Изменить размер шрифта - +
 – Я не могу отвадить их от дворца никакими указами, которые повсюду до хрипоты в горле выкрикивают мои герольды. Не дальше как вчера, как раз, когда мы уже сели на коня и собирались выехать со двора, вбегает этакий эдинбургский мужлан, настоящий оборванец – лохмотья на спине так и разлетаются в разные стороны, шляпа и плащ словно у пугала огородного, – и без всяких приветствий и поклонов, словно назойливый нищий, сует нам в руки какое‑то прошение об уплате долгов нашей всемилостивейшей матушки и о тому подобной ерунде. Наша лошадь встала на дыбы, и если бы мы не были таким великолепным наездником, как говорят, превосходящим в этом искусстве большинство монархов и их подданных во всей Европе, клянусь тебе, мы растянулись бы на камнях во весь рост.

– Ваше величество, – сказал Гериот, – родной отец для них, и это придает им смелости добиваться вашего милостивого приема.

– Мне прекрасно известно, что я pater patriae, note 33 – сказал Иаков, – но можно подумать, что они хотят распотрошить меня, чтобы разделить мое наследство. Клянусь, Джорди, эти деревенские увальни не могут даже подобающим образом подать прошение своему монарху.

– Хотел бы я знать самый подходящий и приличный способ подавать прошения, – сказал Гериот, – хотя бы для того, чтобы научить наших бедных земляков хорошим манерам.

– Клянусь спасением своей души, – воскликнул король, – ты понимаешь толк в воспитании, Джорди, и мне не жаль потратить время на то, чтобы поучить тебя! Итак, во‑первых, сэр, к его величеству следует приближаться вот так – прикрывая глаза рукой, чтобы показать, что находишься перед лицом наместника господа бога. Очень хорошо, Джорди, очень благопристойно. Затем, сэр, ты должен преклонить колена, как будто собираешься поцеловать край нашей одежды, шнурок нашего башмака или нечто подобное. Прекрасно разыграно; а мы, желая быть любезным и милостивым к нашим подданным, предупреждаем твое намерение и делаем тебе знак, чтобы ты встал; но ты, желая снискать нашу милость, все еще не встаешь с колен и, опустив руку в свою сумку, достаешь прошение и почтительно кладешь его в нашу открытую ладонь.

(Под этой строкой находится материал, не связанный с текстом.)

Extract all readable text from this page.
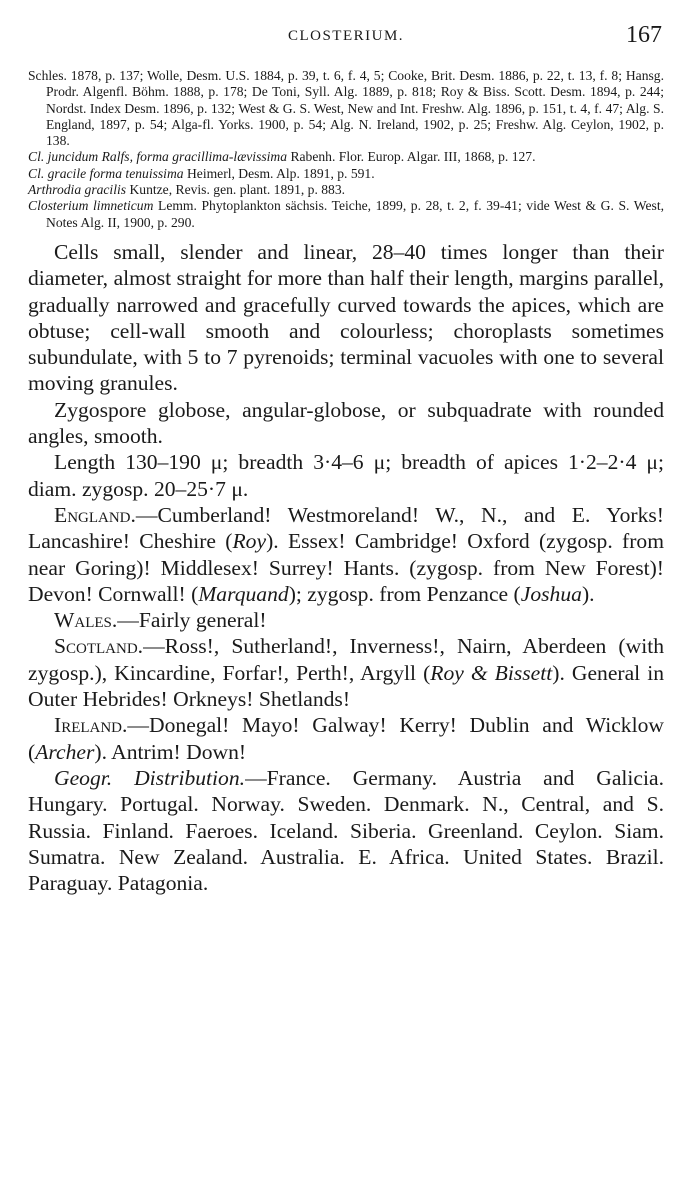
CLOSTERIUM.	167

Schles. 1878, p. 137; Wolle, Desm. U.S. 1884, p. 39, t. 6, f. 4, 5; Cooke, Brit. Desm. 1886, p. 22, t. 13, f. 8; Hansg. Prodr. Algenfl. Böhm. 1888, p. 178; De Toni, Syll. Alg. 1889, p. 818; Roy & Biss. Scott. Desm. 1894, p. 244; Nordst. Index Desm. 1896, p. 132; West & G. S. West, New and Int. Freshw. Alg. 1896, p. 151, t. 4, f. 47; Alg. S. England, 1897, p. 54; Alga-fl. Yorks. 1900, p. 54; Alg. N. Ireland, 1902, p. 25; Freshw. Alg. Ceylon, 1902, p. 138.

Cl. juncidum Ralfs, forma gracillima-lævissima Rabenh. Flor. Europ. Algar. III, 1868, p. 127.

Cl. gracile forma tenuissima Heimerl, Desm. Alp. 1891, p. 591.

Arthrodia gracilis Kuntze, Revis. gen. plant. 1891, p. 883.

Closterium limneticum Lemm. Phytoplankton sächsis. Teiche, 1899, p. 28, t. 2, f. 39-41; vide West & G. S. West, Notes Alg. II, 1900, p. 290.

Cells small, slender and linear, 28–40 times longer than their diameter, almost straight for more than half their length, margins parallel, gradually narrowed and gracefully curved towards the apices, which are obtuse; cell-wall smooth and colourless; choroplasts sometimes subundulate, with 5 to 7 pyrenoids; terminal vacuoles with one to several moving granules.

Zygospore globose, angular-globose, or subquadrate with rounded angles, smooth.

Length 130–190 μ; breadth 3·4–6 μ; breadth of apices 1·2–2·4 μ; diam. zygosp. 20–25·7 μ.

England.—Cumberland! Westmoreland! W., N., and E. Yorks! Lancashire! Cheshire (Roy). Essex! Cambridge! Oxford (zygosp. from near Goring)! Middlesex! Surrey! Hants. (zygosp. from New Forest)! Devon! Cornwall! (Marquand); zygosp. from Penzance (Joshua).

Wales.—Fairly general!

Scotland.—Ross!, Sutherland!, Inverness!, Nairn, Aberdeen (with zygosp.), Kincardine, Forfar!, Perth!, Argyll (Roy & Bissett). General in Outer Hebrides! Orkneys! Shetlands!

Ireland.—Donegal! Mayo! Galway! Kerry! Dublin and Wicklow (Archer). Antrim! Down!

Geogr. Distribution.—France. Germany. Austria and Galicia. Hungary. Portugal. Norway. Sweden. Denmark. N., Central, and S. Russia. Finland. Faeroes. Iceland. Siberia. Greenland. Ceylon. Siam. Sumatra. New Zealand. Australia. E. Africa. United States. Brazil. Paraguay. Patagonia.
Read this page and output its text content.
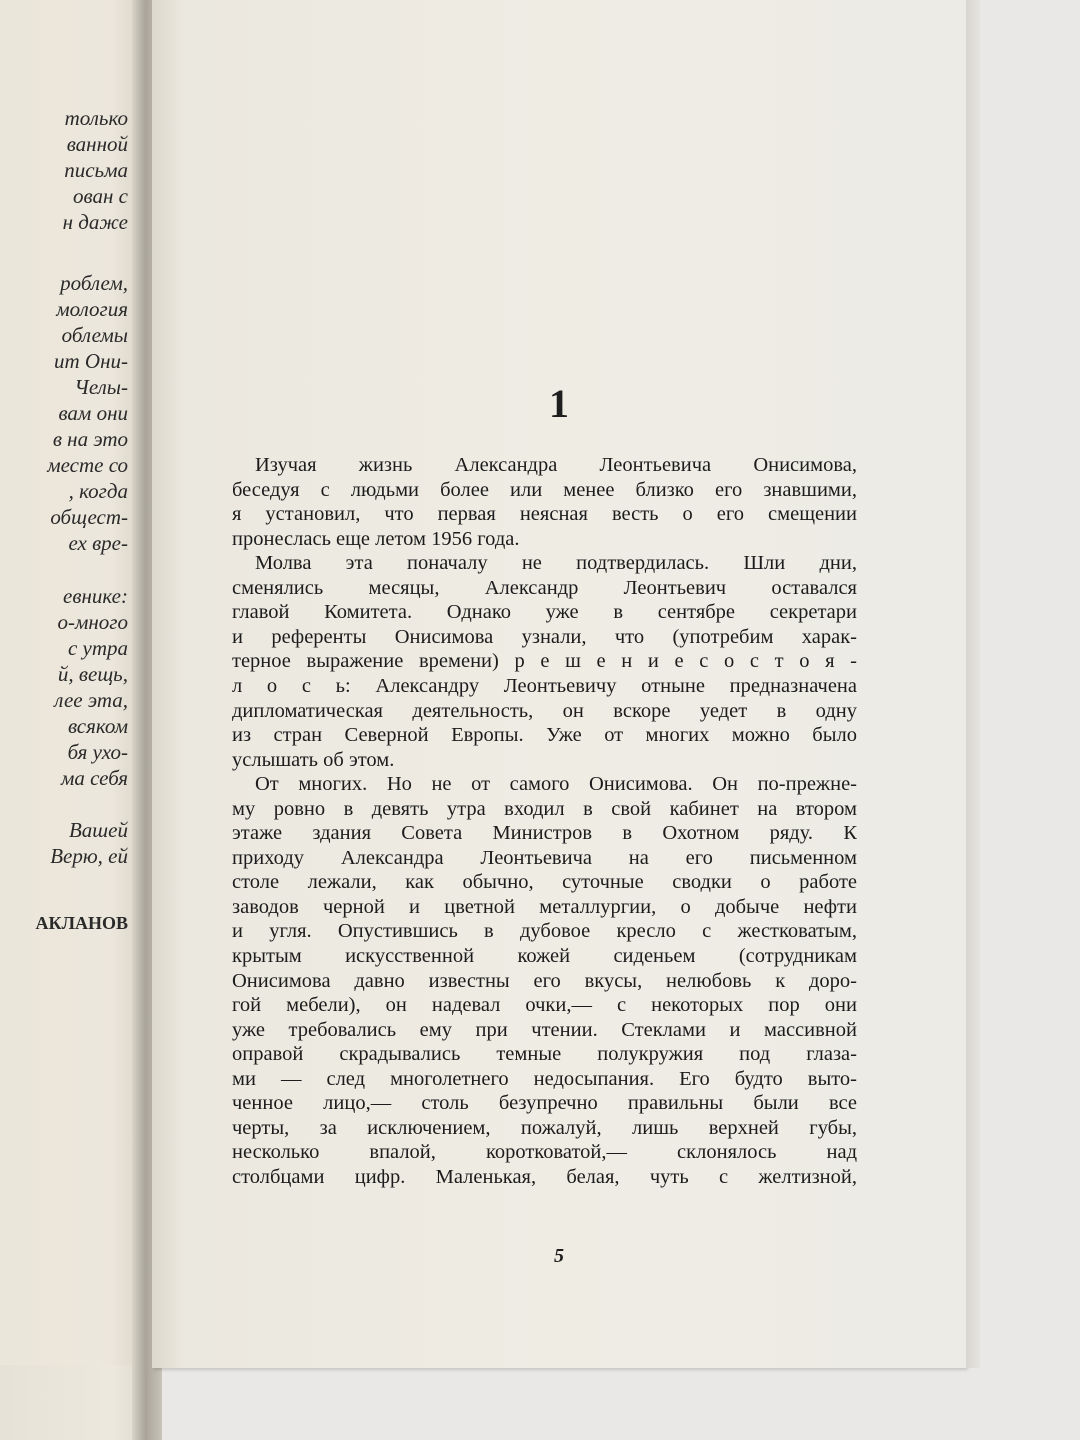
только
ванной
письма
ован с
н даже
роблем,
мология
облемы
ит Они-
Челы-
вам они
в на это
месте со
, когда
общест-
ех вре-
евнике:
о-много
с утра
й, вещь,
лее эта,
всяком
бя ухо-
ма себя
Вашей
Верю, ей
АКЛАНОВ
1
5
Изучая жизнь Александра Леонтьевича Онисимова,
беседуя с людьми более или менее близко его знавшими,
я установил, что первая неясная весть о его смещении
пронеслась еще летом 1956 года.
Молва эта поначалу не подтвердилась. Шли дни,
сменялись месяцы, Александр Леонтьевич оставался
главой Комитета. Однако уже в сентябре секретари
и референты Онисимова узнали, что (употребим харак-
терное выражение времени) р е ш е н и е с о с т о я -
л о с ь: Александру Леонтьевичу отныне предназначена
дипломатическая деятельность, он вскоре уедет в одну
из стран Северной Европы. Уже от многих можно было
услышать об этом.
От многих. Но не от самого Онисимова. Он по-прежне-
му ровно в девять утра входил в свой кабинет на втором
этаже здания Совета Министров в Охотном ряду. К
приходу Александра Леонтьевича на его письменном
столе лежали, как обычно, суточные сводки о работе
заводов черной и цветной металлургии, о добыче нефти
и угля. Опустившись в дубовое кресло с жестковатым,
крытым искусственной кожей сиденьем (сотрудникам
Онисимова давно известны его вкусы, нелюбовь к доро-
гой мебели), он надевал очки,— с некоторых пор они
уже требовались ему при чтении. Стеклами и массивной
оправой скрадывались темные полукружия под глаза-
ми — след многолетнего недосыпания. Его будто выто-
ченное лицо,— столь безупречно правильны были все
черты, за исключением, пожалуй, лишь верхней губы,
несколько впалой, коротковатой,— склонялось над
столбцами цифр. Маленькая, белая, чуть с желтизной,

Тут золотых дел мастер, с большой точностью выполнивший всю предписанную церемонию, к немалому удивлению Иакова завершил ее, положив в его руку прошение лорда Гленварлоха.

– Что это значит, негодный обманщик?! – воскликнул король, краснея и брызгая слюной. – Для того я учил тебя всем этим церемониям, чтобы ты подал свое прошение нашей королевской особе? Клянусь всем святым, это все равно, что ты направил бы на меня заряженный пистолет. И ты сделал это в моем собственном кабинете, куда никто не смеет входить без моего всемилостивейшего соизволения.

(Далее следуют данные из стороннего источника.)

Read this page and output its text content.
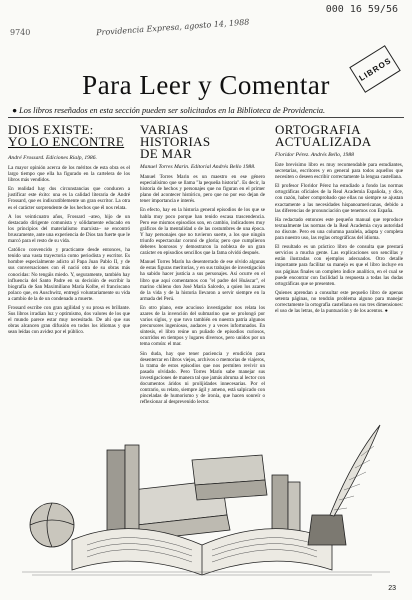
000 16 59/56
9740	Providencia Expresa, agosto 14, 1988
LIBROS
Para Leer y Comentar
● Los libros reseñados en esta sección pueden ser solicitados en la Biblioteca de Providencia.
DIOS EXISTE:
YO LO ENCONTRE
André Frossard. Ediciones Rialp, 1986.

La mayor opinión acerca de los méritos de esta obra es el largo tiempo que ella ha figurado en la cartelera de los libros más vendidos.

En realidad hay dos circunstancias que conducen a justificar este éxito: una es la calidad literaria de André Frossard, que es indiscutiblemente un gran escritor. La otra es el carácter sorprendente de los hechos que él nos relata.

A los veinticuatro años, Frossard –ateo, hijo de un destacado dirigente comunista y sólidamente educado en los principios del materialismo marxista– se encontró bruscamente, ante una experiencia de Dios tan fuerte que le marcó para el resto de su vida.

Católico convencido y practicante desde entonces, ha tenido una vasta trayectoria como periodista y escritor. Es hombre especialmente adicto al Papa Juan Pablo II, y de sus conversaciones con él nació otra de su obras más conocidas: No tengáis miedo. Y, seguramente, también hay influencia del Santo Padre en su decisión de escribir la biografía de San Maximiliano María Kolbe, el franciscano polaco que, en Auschwitz, entregó voluntariamente su vida a cambio de la de un condenado a muerte.

Frossard escribe con gran agilidad y su prosa es brillante. Sus libros irradian luz y optimismo, dos valores de los que el mundo parece estar muy necesitado. De ahí que sus obras alcancen gran difusión en todos los idiomas y que sean leídas con avidez por el público.

VARIAS
HISTORIAS
DE MAR
Manuel Torres Marin. Editorial Andrés Bello 1988.

Manuel Torres Marin es un maestro en ese género especialísimo que se llama "la pequeña historia". Es decir, la historia de hechos y personajes que no figuran en el primer plano del acontecer histórico, pero que no por eso dejan de tener importancia e interés.

En efecto, hay en la historia general episodios de los que se habla muy poco porque han tenido escasa trascendencia. Pero ese mismos episodios son, en cambio, indicadores muy gráficos de la mentalidad o de las costumbres de una época. Y hay personajes que no tuvieron suerte, a los que ningún triunfo espectacular coronó de gloria; pero que cumplieron deberes honrosos y demostraron la nobleza de un gran carácter en episodios sencillos que la fama olvidó después.

Manuel Torres Marín ha desenterrado de ese olvido algunas de estas figuras meritorias, y en sus trabajos de investigación ha sabido hacer justicia a sus personajes. Así ocurre en el libro que aquí comentamos con "el padre del Huáscar", el marino chileno don José María Salcedo, a quien los azares de la vida y de la historia llevaron a servir siempre en la armada del Perú.

En otro plano, este acucioso investigador nos relata los azares de la invención del submarino que se prolongó por varios siglos, y que tuvo también en nuestra patria algunos precursores ingeniosos, audaces y a veces infortunados. En síntesis, el libro reúne un puñado de episodios curiosos, ocurridos en tiempos y lugares diversos, pero unidos por un tema común: el mar.

Sin duda, hay que tener paciencia y erudición para desenterrar en libros viejos, archivos o memorias de viajeros, la trama de estos episodios que nos permiten revivir un pasado olvidado. Pero Torres Marín sabe manejar sus investigaciones de manera tal que jamás abruma al lector con documentos áridos ni prolijidades innecesarias. Por el contrario, su relato, siempre ágil y ameno, está salpicado con pinceladas de humorismo y de ironía, que hacen sonreír o reflexionar al desprevenido lector.

ORTOGRAFIA
ACTUALIZADA
Floridor Pérez. Andrés Bello, 1988

Este brevísimo libro es muy recomendable para estudiantes, secretarias, escritores y en general para todos aquellos que necesiten o deseen escribir correctamente la lengua castellana.

El profesor Floridor Pérez ha estudiado a fondo las normas ortográficas oficiales de la Real Academia Española, y dice, con razón, haber comprobado que ellas no siempre se ajustan exactamente a las necesidades hispanoamericanas, debido a las diferencias de pronunciación que tenemos con España.

Ha redactado entonces este pequeño manual que reproduce textualmente las normas de la Real Academia cuya autoridad no discute. Pero en una columna paralela, adapta y completa para nuestro uso, las reglas ortográficas del idioma.

El resultado es un práctico libro de consulta que prestará servicios a mucha gente. Las explicaciones son sencillas y están ilustradas con ejemplos adecuados. Otro detalle importante para facilitar su manejo es que el libro incluye en sus páginas finales un completo índice analítico, en el cual se puede encontrar con facilidad la respuesta a todas las dudas ortográficas que se presenten.

Quienes aprendan a consultar este pequeño libro de apenas setenta páginas, no tendrán problema alguno para manejar correctamente la ortografía castellana en sus tres dimensiones: el uso de las letras, de la puntuación y de los acentos. ●

23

– Я надеюсь, – сказал Гериот, все еще стоя на коленях, – ваше величество простит меня за то, что я, желая помочь своему другу, воспользовался уроком, который вы соблаговолили мне преподать.

– Другу! – воскликнул король. – Тем хуже… тем хуже для тебя, должен я тебе сказать. Если бы речь шла о том, чтобы сделать добро тебе самому, это бы еще куда ни шло, и можно было бы надеяться, что ты не скоро снова обратишься ко мне; но у тебя может быть сотня друзей, и от каждого из них по прошению, одно за другим.

– Надеюсь, – сказал Гериот, – что ваше величество будет судить обо мне по прежнему опыту и не заподозрит меня в такой самонадеянности.

– Не знаю, – сказал благодушный монарх. – Мне кажется, весь мир сошел с ума… sed semel insanivimus omnes. note 34 Конечно, ты мой старый и верный слуга, и если бы ты просил что‑нибудь для себя, поверь, тебе не пришлось бы просить дважды.